Dienstag, 11. Mai 2010
Vom Ärztemangel und der Ärzteschwemme
"Wann muss ich wiederkommen, Herr/Frau Doktor?". Dieser Einleitungssatz für die Verabschiedung des Patienten ist inzwischen genauso verbreitet wie das altbekannte "na, wie geht's uns denn heute" des Arztes, wobei das "heute" sich hier aus der täglichen Visite in der Krankenhauszeit des Arztes in seine Praxis gerettet hat und - unbewußt - signalisiert, dass er den Patienten gerne viel engmaschiger (täglich, wie im Krankenhaus) überwachen wollte.

Und jetzt haben wir in Deutschland eine Patienten/Arzt-Kontakthäufigkeit von 18/Jahr (im Durchschnitt!!!), während die meisten anderen Länder mit 3-6 auskommen.

Daraus schließen die nichtärztlichen Schlaumeier und Spitze-Bleistift-Rechner aus Politik, Krankenkassen und "Wissenschaft", dass wir in Deutschland sogar zuviele Ärzte haben, dass die bösen KVen sie nur nicht richtig verteilen!

Wenn dem wirklich so wäre - wobei das mit dem "Verteilen" in einem Rechtsstaat mit Freizügigkeit im Grundgesetz ja auch nicht so einfach machbar ist - , dann frage ich mich natürlich, warum denn auch in den Kliniken eine Ärztemangel herrscht? Hier hat die KV nix mitzureden! Sind denn auch alle Kliniken unfähig?

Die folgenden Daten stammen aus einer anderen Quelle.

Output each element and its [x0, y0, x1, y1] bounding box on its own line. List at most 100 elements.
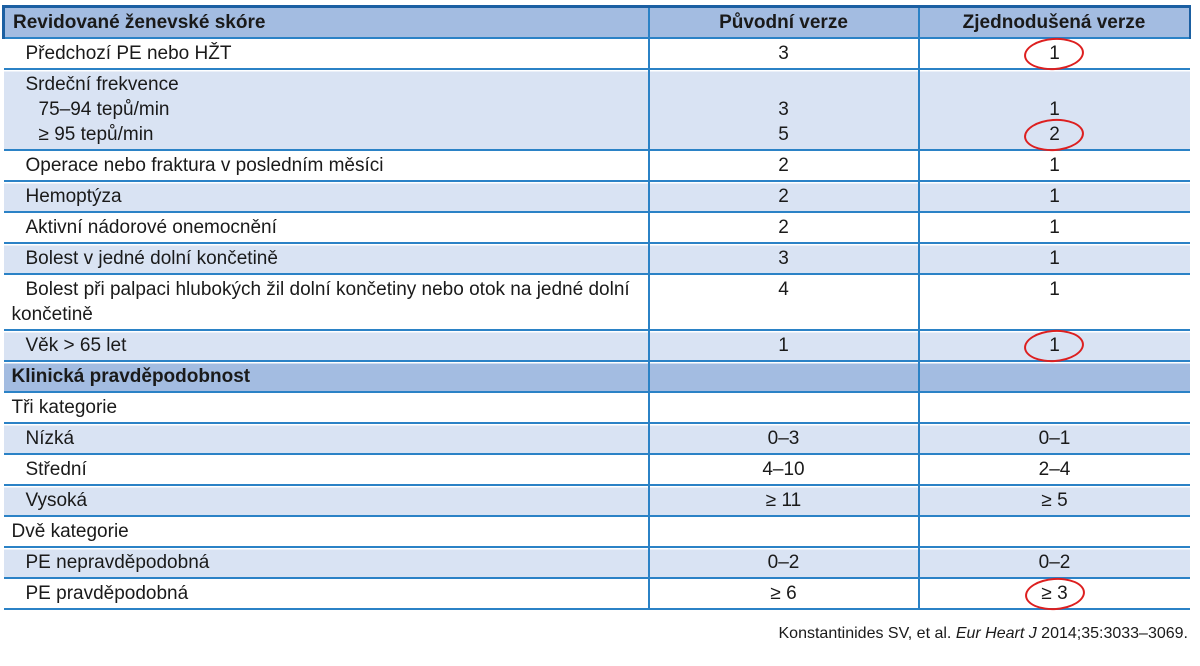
score-text: 1	[1049, 217, 1060, 238]
score-text: 0–2	[767, 552, 800, 573]
criterion-label: Klinická pravděpodobnost	[12, 364, 640, 389]
criterion-text: Předchozí PE nebo HŽT	[25, 43, 232, 64]
table-header-simplified-version: Zjednodušená verze	[917, 5, 1191, 38]
score-text: 2	[778, 217, 789, 238]
original-score-cell: 4	[647, 273, 919, 330]
score-value: 2	[928, 116, 1182, 153]
criterion-label: Dvě kategorie	[12, 519, 640, 544]
original-score-cell: ≥ 11	[647, 484, 919, 516]
criterion-cell: Aktivní nádorové onemocnění	[3, 211, 649, 243]
score-value: 4–10	[658, 457, 910, 482]
score-value: 2–4	[928, 457, 1182, 482]
table-row: Aktivní nádorové onemocnění 2 1	[3, 211, 1190, 243]
original-score-cell	[647, 515, 919, 547]
score-text: ≥ 6	[770, 583, 797, 604]
criterion-text: Střední	[25, 459, 87, 480]
score-value: 0–2	[658, 550, 910, 575]
score-text: 4	[778, 279, 789, 300]
criterion-cell: Nízká	[3, 422, 649, 454]
criterion-text: PE pravděpodobná	[25, 583, 189, 604]
citation-journal: Eur Heart J	[955, 625, 1037, 642]
simplified-score-cell: 1	[917, 149, 1190, 181]
criterion-label: Nízká	[12, 426, 640, 451]
criterion-label: PE nepravděpodobná	[12, 550, 640, 575]
score-value	[928, 72, 1182, 97]
criterion-text: PE nepravděpodobná	[25, 552, 210, 573]
table-header-criteria: Revidované ženevské skóre	[2, 5, 649, 38]
score-value: 1	[928, 327, 1182, 364]
score-text: 0–1	[1038, 428, 1071, 449]
geneva-score-table: Revidované ženevské skóre Původní verze …	[2, 5, 1191, 612]
score-value	[928, 364, 1182, 389]
criterion-label: Vysoká	[12, 488, 640, 513]
criterion-text: Aktivní nádorové onemocnění	[25, 217, 277, 238]
score-text: 1	[1049, 99, 1060, 120]
citation-authors: Konstantinides SV, et al.	[778, 625, 956, 642]
criterion-text: Klinická pravděpodobnost	[11, 366, 251, 387]
criterion-label: PE pravděpodobná	[12, 581, 640, 606]
criterion-text: Hemoptýza	[25, 186, 122, 207]
score-value: ≥ 5	[928, 488, 1182, 513]
simplified-score-cell: 2–4	[917, 453, 1190, 485]
original-score-cell	[647, 360, 919, 392]
score-value	[658, 364, 910, 389]
table-row: Dvě kategorie	[3, 515, 1190, 547]
score-text: 5	[778, 124, 789, 145]
table-row: Vysoká ≥ 11 ≥ 5	[3, 484, 1190, 516]
red-circle-annotation	[1023, 327, 1086, 364]
original-score-cell: 2	[647, 180, 919, 212]
criterion-cell: PE pravděpodobná	[3, 577, 649, 610]
criterion-text: Věk > 65 let	[25, 335, 127, 356]
simplified-score-cell: ≥ 3	[917, 575, 1190, 612]
score-text: 1	[1049, 155, 1060, 176]
score-value: 3	[658, 246, 910, 271]
table-row: Střední 4–10 2–4	[3, 453, 1190, 485]
criterion-label: Aktivní nádorové onemocnění	[12, 215, 640, 240]
score-value: 1	[928, 277, 1182, 302]
score-value: 1	[928, 97, 1182, 122]
score-text: 0–3	[767, 428, 800, 449]
score-text: 4–10	[762, 459, 805, 480]
score-value: 4	[658, 277, 910, 302]
criterion-cell: Srdeční frekvence 75–94 tepů/min ≥ 95 tepů…	[3, 68, 649, 150]
score-value: 2	[658, 215, 910, 240]
criterion-text: Operace nebo fraktura v posledním měsíci	[25, 155, 384, 176]
criterion-text: Vysoká	[25, 490, 88, 511]
simplified-score-cell: 1	[917, 242, 1190, 274]
simplified-score-cell: ≥ 5	[917, 484, 1190, 516]
original-score-cell: 3	[647, 37, 919, 69]
score-text: 3	[778, 99, 789, 120]
table-row: PE nepravděpodobná 0–2 0–2	[3, 546, 1190, 578]
score-text: 3	[778, 43, 789, 64]
original-score-cell: 2	[647, 211, 919, 243]
table-row: Srdeční frekvence 75–94 tepů/min ≥ 95 tepů…	[3, 68, 1190, 153]
criterion-label: ≥ 95 tepů/min	[12, 122, 640, 147]
simplified-score-cell	[917, 391, 1190, 423]
original-score-cell: 3	[647, 242, 919, 274]
criterion-cell: Hemoptýza	[3, 180, 649, 212]
criterion-cell: Bolest při palpaci hlubokých žil dolní k…	[3, 273, 649, 330]
original-score-cell	[647, 391, 919, 423]
citation: Konstantinides SV, et al. Eur Heart J 20…	[779, 625, 1189, 643]
criterion-label: Předchozí PE nebo HŽT	[12, 41, 640, 66]
score-value: 1	[928, 153, 1182, 178]
original-score-cell: 0–2	[647, 546, 919, 578]
score-text: 2–4	[1038, 459, 1071, 480]
original-score-cell: 0–3	[647, 422, 919, 454]
score-text: ≥ 3	[1023, 575, 1086, 612]
criterion-text: Srdeční frekvence	[25, 74, 179, 95]
criterion-label: Tři kategorie	[12, 395, 640, 420]
criterion-text: 75–94 tepů/min	[38, 99, 170, 120]
score-value: 3	[658, 97, 910, 122]
score-value	[928, 519, 1182, 544]
criterion-text: ≥ 95 tepů/min	[38, 124, 154, 145]
table-row: Bolest při palpaci hlubokých žil dolní k…	[3, 273, 1190, 330]
criterion-cell: Věk > 65 let	[3, 329, 649, 361]
score-value: 3	[658, 41, 910, 66]
score-value: ≥ 3	[928, 575, 1182, 612]
score-value	[928, 395, 1182, 420]
simplified-score-cell: 1	[917, 211, 1190, 243]
score-text: 2	[778, 186, 789, 207]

Und ich frage mich auch, warum hier nur die - zugegeben auffällige - Anzahl der Arztkontakte publiziert wird und nicht auch die durchschnittliche Arzt-Patienten-Kontaktzeit, oder die Arzt-Bevölkerungs-Relation (Wo wenig Ärzte sind, wird's auch nicht soviele Arzt-Patienten-Kontakte geben können: der Bananenverbrauch in der DDR war ja auch niedriger wie in der BRD - weil' so wenig gab!).

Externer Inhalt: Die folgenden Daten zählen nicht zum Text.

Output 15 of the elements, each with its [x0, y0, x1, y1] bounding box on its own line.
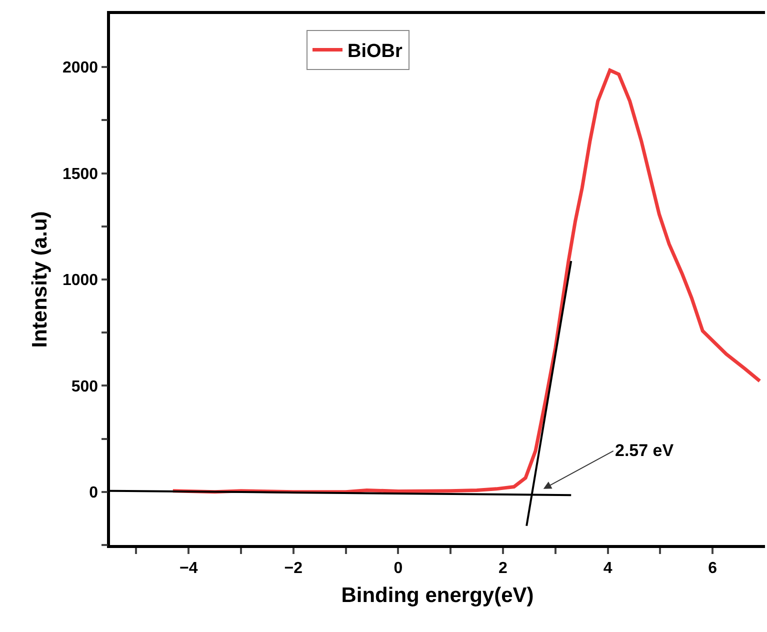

Und dann wären da noch die Patienten (siehe oben)! Selbst wenn ich einen Patienten verabschieden würde mit den Worten "Dann kommen sie mal wieder, wenn sie wieder krank sind", würde er ganz empört denken "der Doktor will mich wohl krank haben, damit er was verdienen kann. Der soll aber vielmehr schauen, dass ich gesund bleibe".

Und da haben wir das eigentliche Problem: Patienten wie Ärzte haben heute viel mehr Angst vor der "Krankheit" oder vor der "Verschlimmerung" und versuchen - durch (zu?) engmaschige Kontrollen - die Gefahr zu minimieren. Das haben sich dann aber eher die Politik und die Krankenkassen an's Revers zu heften, denn hier wurde immer lauthals betont, was der Versicherte für Rechte hat! Schließlich steht im SGB V ja explizit nicht nur die Behandlung der Krankheit als Leistungsanspruch, sondern auch die Verhütung und die Vermeidung von Verschlimmerung! Und auch die Gesellschaft an sich ist mit verantwortlich, die immer weniger bereit ist, selbst Verantwortung zu tragen, vielmehr diese in zunehmendem Maß den "Fachleuten" aufzubürden.

Nur als Beispiel: die Hälfte meiner gestrigen Patientenkontakte waren mehr oder weniger überflüssige Kontrollen nach Erkältungskrankheiten! Ich habe sie nicht einbestellt. Ich bekomme dafür auch keinen Cent mehr. Aber sie kamen, weil sie selbst zu unsicher waren, ob sie sich "gesund" fühlen dürfen, oder - wie der Münchner Humoristen Karl Valentin es so treffend ausdrückte: "Mögen täten wir schon wollen, aber dürfen haben wir uns nicht getraut".